After Warren hung up, I checked the three dozen unread messages that had come in since I got back to the hotel ten hours ago. It wasn’t hard to figure out what they were. The news had spread fast and I had texts from what felt like half the school, or at least those who knew me, along with messages from Chef, my bandmates, and even Mrs. Phillips.
Mrs. Phillips and Chef were checking in on me and making sure I was okay, while the rest were varieties of ‘omg, what happened.’
There was one text, however, that was noticeable by its complete absence. While I had faith that Kat trusted me, she’d gone through a lot of her own trauma and the article was written in a way to very much make me come off as guilty. That she hadn’t texted me when everyone else did worried me.

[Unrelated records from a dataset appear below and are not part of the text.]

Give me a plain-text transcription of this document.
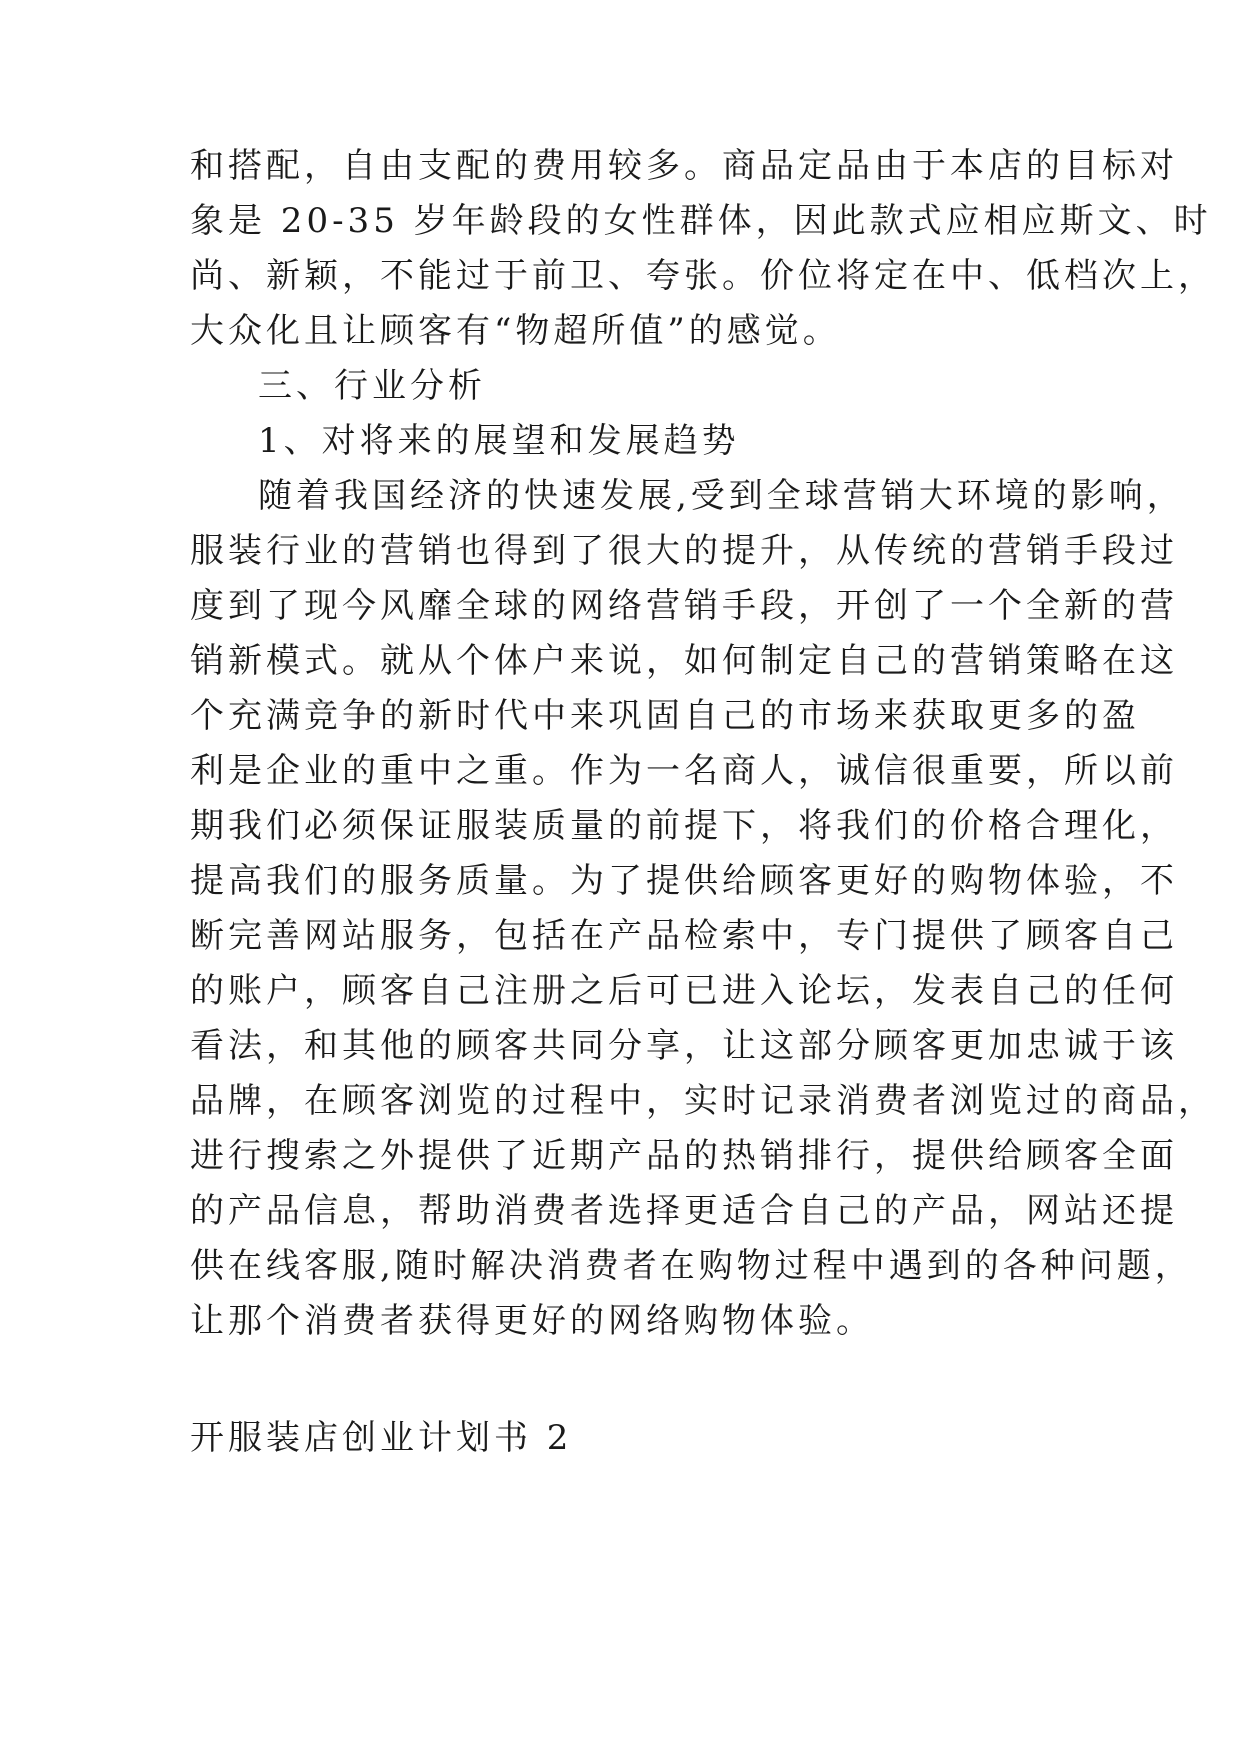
和搭配，自由支配的费用较多。商品定品由于本店的目标对
象是 20-35 岁年龄段的女性群体，因此款式应相应斯文、时
尚、新颖，不能过于前卫、夸张。价位将定在中、低档次上，
大众化且让顾客有“物超所值”的感觉。
三、行业分析
1、对将来的展望和发展趋势
随着我国经济的快速发展,受到全球营销大环境的影响，
服装行业的营销也得到了很大的提升，从传统的营销手段过
度到了现今风靡全球的网络营销手段，开创了一个全新的营
销新模式。就从个体户来说，如何制定自己的营销策略在这
个充满竞争的新时代中来巩固自己的市场来获取更多的盈
利是企业的重中之重。作为一名商人，诚信很重要，所以前
期我们必须保证服装质量的前提下，将我们的价格合理化，
提高我们的服务质量。为了提供给顾客更好的购物体验，不
断完善网站服务，包括在产品检索中，专门提供了顾客自己
的账户，顾客自己注册之后可已进入论坛，发表自己的任何
看法，和其他的顾客共同分享，让这部分顾客更加忠诚于该
品牌，在顾客浏览的过程中，实时记录消费者浏览过的商品，
进行搜索之外提供了近期产品的热销排行，提供给顾客全面
的产品信息，帮助消费者选择更适合自己的产品，网站还提
供在线客服,随时解决消费者在购物过程中遇到的各种问题，
让那个消费者获得更好的网络购物体验。
开服装店创业计划书 2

“Hey, you,” Kat answered on the fourth ring, slightly out of breath. “What’s up?”
“Hey, have you been online at all this morning? Or maybe had some calls?”
“I had some calls, but I was in practice and figured I’d call them back. I was about to, since I just finished, but you called before I could. Everything okay?”
“So you haven’t talked to anyone?”
“No, I’ve been in the pool. Why? What happened?”
“There’s an article. About me. From last night.”
“What kind of article?” she said.
It was a matter of fact, not accusatory or even concerned.
“It’s on SpilledTea; I’ll send you the link when we’re done. They’re saying I drugged and assaulted a model at the party last night.”
“What?” Kat’s voice pitched up. “That’s insane. You would never-”
“I didn’t,” I cut in quickly. “I swear, Kat, it’s not true.”
“Of course it’s not. If I had to guess, you were white knighting and someone’s taking things out of context. So just tell me what happened for real. Not what the article says.”